Larkin rubbed his chin absently. It felt like sandpaper—a reminder he hadn’t shaved that morning.
He said, “A 2018 survey conducted by the Bureau of Justice Statistics found that from the 2,037 medical examiner and coroner offices within the United States who responded to their request for data collection, there were over 11,000 unidentified bodies on record with those agencies, of which, over 7,000 came from offices serving a population of more than 250,000 citizens.”
“So a lot,” Doyle concluded.
“Let’s not be hasty,” Larkin admonished.
“The National Death Index breaks down their data into sets of five years—I need a calculator.” Larkin picked up his phone from the tabletop and tapped in a series of numbers on the calculator app.
“The crude death rate for New York state is roughly 150,000 a year… that makes 750,000 in five. However, if I’m not mistaken, during the period of 1980 to 1984—when Esther was murdered—the state reported a total of 10,151 homicides , which accounts for hardly more than one percent of the 750,000.
However, roughly three-fourths of those homicides originated here in the city.
“Because I work Cold Cases, I’m privy to details the rest of the department outside of Homicide needn’t concern themselves with—namely, that one-third of those homicides from ’80 to ’84 remain unsolved to this day—for a total of…
2,537 cold case murders. And according to the National Institute of Justice, with research conducted in part with NamUs, roughly ten percent of missing or unidentified bodies are the victim of a violent end—meaning that of those 2,537 city homicides, we’re looking at about two hundred and fifty-three being cases of John and Jane Does. ”
“All right, well, that’s not—”
Larkin held up a hand and said, “To bring us full circle, the Bureau of Justice Statistics further reports that, surprisingly, only twenty-four percent of all unidentified bodies are female. That gives us a working number of… sixty-one, rounded up.” Larkin turned his phone around so Doyle could see the screen.
“We only have to sort through sixty-one Jane Does to find Esther Haycox?” Doyle asked with noted optimism.
“In theory. We will have to do so manually, of course.”
“You’re brilliant, Evie.”
“Thank you, but it was only statistics and some simple math.” Larkin looked at his phone again and tapped a few buttons.
“If you don’t mind, I need to call Marcom Refrigeration Systems about the warrant I forwarded.
” He put the cell to his ear, and for a second time that day, Larkin listened to the teeth-grinding free-form jazz music before a familiar voice eventually answered:
“—here’s Ben. How can I help you?”
“Mr. Brooks, this is Detective Everett Larkin with the NYPD. I forwarded a warrant to obtain the 1997 home address we discussed this morning.”
“Oh, right! The fridge that underwent home repair.”
“That’s correct.”
“Lemme see….” Ben trailed off, and the click-clack of a mechanical keyboard could be heard. “How’s your day going, Detective?”

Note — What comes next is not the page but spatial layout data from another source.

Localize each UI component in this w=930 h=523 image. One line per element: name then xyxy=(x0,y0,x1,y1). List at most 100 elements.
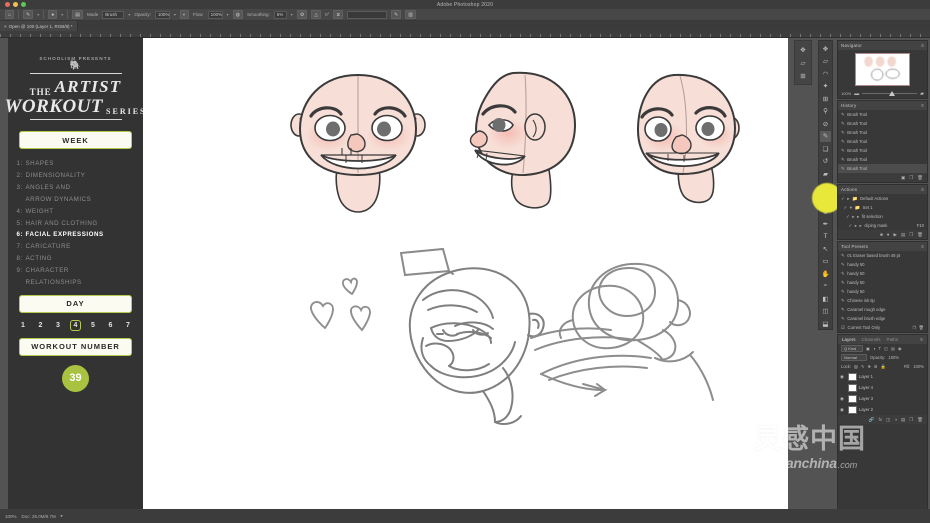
panel-menu-icon-layers[interactable]: ≡ xyxy=(920,337,923,343)
layer-visibility-icon[interactable]: ◉ xyxy=(840,396,846,402)
action-row[interactable]: ✓ ▸ ▸ fit selection xyxy=(838,212,927,221)
play-icon[interactable]: ▶ xyxy=(894,232,897,238)
layers-filter-row[interactable]: Q Kind ▣ ◑ T ◰ ▤ ◉ xyxy=(838,344,927,353)
fx-icon[interactable]: fx xyxy=(878,417,882,422)
day-button[interactable]: DAY xyxy=(19,294,132,313)
layer-row[interactable]: ◉ Layer 1 xyxy=(838,371,927,382)
new-layer-icon[interactable]: ❐ xyxy=(909,417,913,423)
shape-tool-icon[interactable]: ▭ xyxy=(820,256,831,267)
new-preset-icon[interactable]: ❐ xyxy=(912,325,916,330)
mode-chevron-icon[interactable]: ▾ xyxy=(128,12,130,17)
lesson-item-3[interactable]: 3: ANGLES AND xyxy=(17,182,135,194)
action-toggle-icon[interactable]: ✓ xyxy=(844,205,848,211)
fill-value[interactable]: 100% xyxy=(913,364,924,369)
smoothing-options-button[interactable]: ⚙ xyxy=(296,10,308,19)
flow-value[interactable]: 100% xyxy=(207,10,223,19)
layers-lock-row[interactable]: Lock: ▨ ✎ ✥ ⊞ 🔒 Fill: 100% xyxy=(838,362,927,371)
move-tool-icon[interactable]: ✥ xyxy=(798,44,809,55)
eraser-icon[interactable]: ▰ xyxy=(820,168,831,179)
history-item[interactable]: ✎ Brush Tool xyxy=(838,110,927,119)
smoothing-chevron-icon[interactable]: ▾ xyxy=(291,12,293,17)
flow-chevron-icon[interactable]: ▾ xyxy=(227,12,229,17)
lock-image-icon[interactable]: ✎ xyxy=(861,364,865,369)
tool-group-top[interactable]: ✥ ▱ ⊞ xyxy=(794,40,812,85)
action-expand-icon[interactable]: ▸ xyxy=(855,223,857,229)
panel-menu-icon-actions[interactable]: ≡ xyxy=(921,187,924,193)
lesson-item-10[interactable]: 9: CHARACTER xyxy=(17,265,135,277)
symmetry-icon[interactable]: ⧖ xyxy=(333,10,343,19)
workout-number-button[interactable]: WORKOUT NUMBER xyxy=(19,337,132,356)
group-layers-icon[interactable]: ▤ xyxy=(901,417,905,423)
zoom-out-icon[interactable]: ▬ xyxy=(854,91,859,97)
marquee-tool-icon[interactable]: ▱ xyxy=(820,56,831,67)
opacity-chevron-icon[interactable]: ▾ xyxy=(174,12,176,17)
lesson-item-7[interactable]: 6: FACIAL EXPRESSIONS xyxy=(17,229,135,241)
tab-channels[interactable]: Channels xyxy=(862,337,881,342)
lesson-item-1[interactable]: 1: SHAPES xyxy=(17,158,135,170)
panel-menu-icon-presets[interactable]: ≡ xyxy=(921,244,924,250)
slider-knob[interactable] xyxy=(888,90,895,96)
lesson-item-9[interactable]: 8: ACTING xyxy=(17,253,135,265)
adjustment-layer-icon[interactable]: ◑ xyxy=(894,417,897,422)
history-list[interactable]: ✎ Brush Tool ✎ Brush Tool ✎ Brush Tool ✎ Brush … xyxy=(838,110,927,173)
lesson-item-4[interactable]: ARROW DYNAMICS xyxy=(17,194,135,206)
tool-preset-item[interactable]: ✎ Caramel brush edge xyxy=(838,314,927,323)
screen-mode-icon[interactable]: ⬓ xyxy=(820,318,831,329)
brush-settings-panel-button[interactable]: ▤ xyxy=(72,10,84,19)
navigator-thumbnail[interactable] xyxy=(855,53,910,86)
day-selector[interactable]: 1234567 xyxy=(18,319,134,331)
quick-mask-icon[interactable]: ◫ xyxy=(820,306,831,317)
mask-icon[interactable]: ◫ xyxy=(886,417,890,423)
current-tool-only-row[interactable]: ☑ Current Tool Only ❐ 🗑 xyxy=(838,323,927,332)
pressure-opacity-toggle[interactable]: ◐ xyxy=(179,10,189,19)
layer-row[interactable]: Layer 4 xyxy=(838,382,927,393)
stop-icon[interactable]: ■ xyxy=(880,232,883,237)
brush-angle-icon[interactable]: △ xyxy=(311,10,322,19)
tool-preset-item[interactable]: ✎ Chinese ink tip xyxy=(838,296,927,305)
day-option-3[interactable]: 3 xyxy=(53,320,64,331)
chevron-down-icon[interactable]: ▾ xyxy=(37,12,39,17)
lock-artboard-icon[interactable]: ⊞ xyxy=(874,364,878,369)
eyedropper-icon[interactable]: ⚲ xyxy=(820,106,831,117)
path-select-icon[interactable]: ↖ xyxy=(820,243,831,254)
week-button[interactable]: WEEK xyxy=(19,131,132,149)
record-icon[interactable]: ● xyxy=(887,232,890,237)
history-item[interactable]: ✎ Brush Tool xyxy=(838,164,927,173)
home-button[interactable]: ⌂ xyxy=(5,10,15,19)
canvas-artboard[interactable] xyxy=(143,38,788,518)
opacity-value[interactable]: 100% xyxy=(154,10,170,19)
history-item[interactable]: ✎ Brush Tool xyxy=(838,155,927,164)
clone-stamp-icon[interactable]: ❏ xyxy=(820,143,831,154)
chevron-down-icon-2[interactable]: ▾ xyxy=(61,12,63,17)
status-arrow-icon[interactable]: ▸ xyxy=(61,513,63,519)
pixel-filter-icon[interactable]: ▣ xyxy=(866,346,870,351)
snapshot-icon[interactable]: ▣ xyxy=(901,175,905,181)
pressure-size-toggle[interactable]: ✎ xyxy=(390,10,402,19)
opacity-value-layers[interactable]: 100% xyxy=(888,355,899,360)
history-footer[interactable]: ▣ ❐ 🗑 xyxy=(838,173,927,182)
tab-layers[interactable]: Layers xyxy=(842,337,856,342)
brush-tool-icon[interactable]: ✎ xyxy=(23,10,34,19)
document-tab-close-icon[interactable]: × xyxy=(4,24,7,29)
lesson-item-6[interactable]: 5: HAIR AND CLOTHING xyxy=(17,218,135,230)
tool-preset-item[interactable]: ✎ handy 50 xyxy=(838,287,927,296)
layers-footer[interactable]: 🔗 fx ◫ ◑ ▤ ❐ 🗑 xyxy=(838,415,927,424)
actions-list[interactable]: ✓ ▸ 📁 Default Actions ✓ ▾ 📁 Set 1 ✓ ▸ ▸ fit selecti… xyxy=(838,194,927,230)
zoom-in-icon[interactable]: ▰ xyxy=(920,91,924,97)
layer-row[interactable]: ◉ Layer 2 xyxy=(838,404,927,415)
actions-footer[interactable]: ■ ● ▶ ▤ ❐ 🗑 xyxy=(838,230,927,239)
layer-visibility-icon[interactable]: ◉ xyxy=(840,374,846,380)
history-brush-icon[interactable]: ↺ xyxy=(820,156,831,167)
lesson-item-5[interactable]: 4: WEIGHT xyxy=(17,206,135,218)
lesson-item-8[interactable]: 7: CARICATURE xyxy=(17,241,135,253)
navigator-zoom-slider[interactable] xyxy=(862,90,918,96)
brush-tool-icon[interactable]: ✎ xyxy=(820,130,831,142)
hand-tool-icon[interactable]: ✋ xyxy=(820,268,831,279)
action-expand-icon[interactable]: ▸ xyxy=(847,196,849,202)
history-item[interactable]: ✎ Brush Tool xyxy=(838,128,927,137)
smoothing-value[interactable]: 5% xyxy=(273,10,287,19)
adjustment-filter-icon[interactable]: ◑ xyxy=(873,346,876,351)
brush-preset-picker[interactable]: ● xyxy=(48,10,58,19)
tool-preset-item[interactable]: ✎ handy 50 xyxy=(838,260,927,269)
history-item[interactable]: ✎ Brush Tool xyxy=(838,137,927,146)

Larkin figured the small talk was probably Southern hospitality and answered with the expected, “Fine, I suppose.” At length, he asked, “And yourself.”
“Each day’s better than the last, sir.”
“Does that not imply your own death would be the best day of your life.”
“So long as I got no regrets, that sounds about right,” Ben answered matter-of-factly. “Okay, got a message from my supervisor saying everything’s on the up-and-up. Thank goodness I took an early lunch. I’da been real tore up if someone else got your call. You ready to take that address down?”
“Yes.”
“239 Carroll Street. That’s in Brooklyn—”
—red brick, two-story, a motorcycle parked in the tiny driveway, Doyle tapping the passenger window, saying, “That’s it,” and Phyllis Clark opening the front door—
Larkin abruptly lowered his phone, Ben’s tinny voice still gabbing from the ear speaker, and he said to Doyle, “The fridge is from Phyllis Clark’s home.”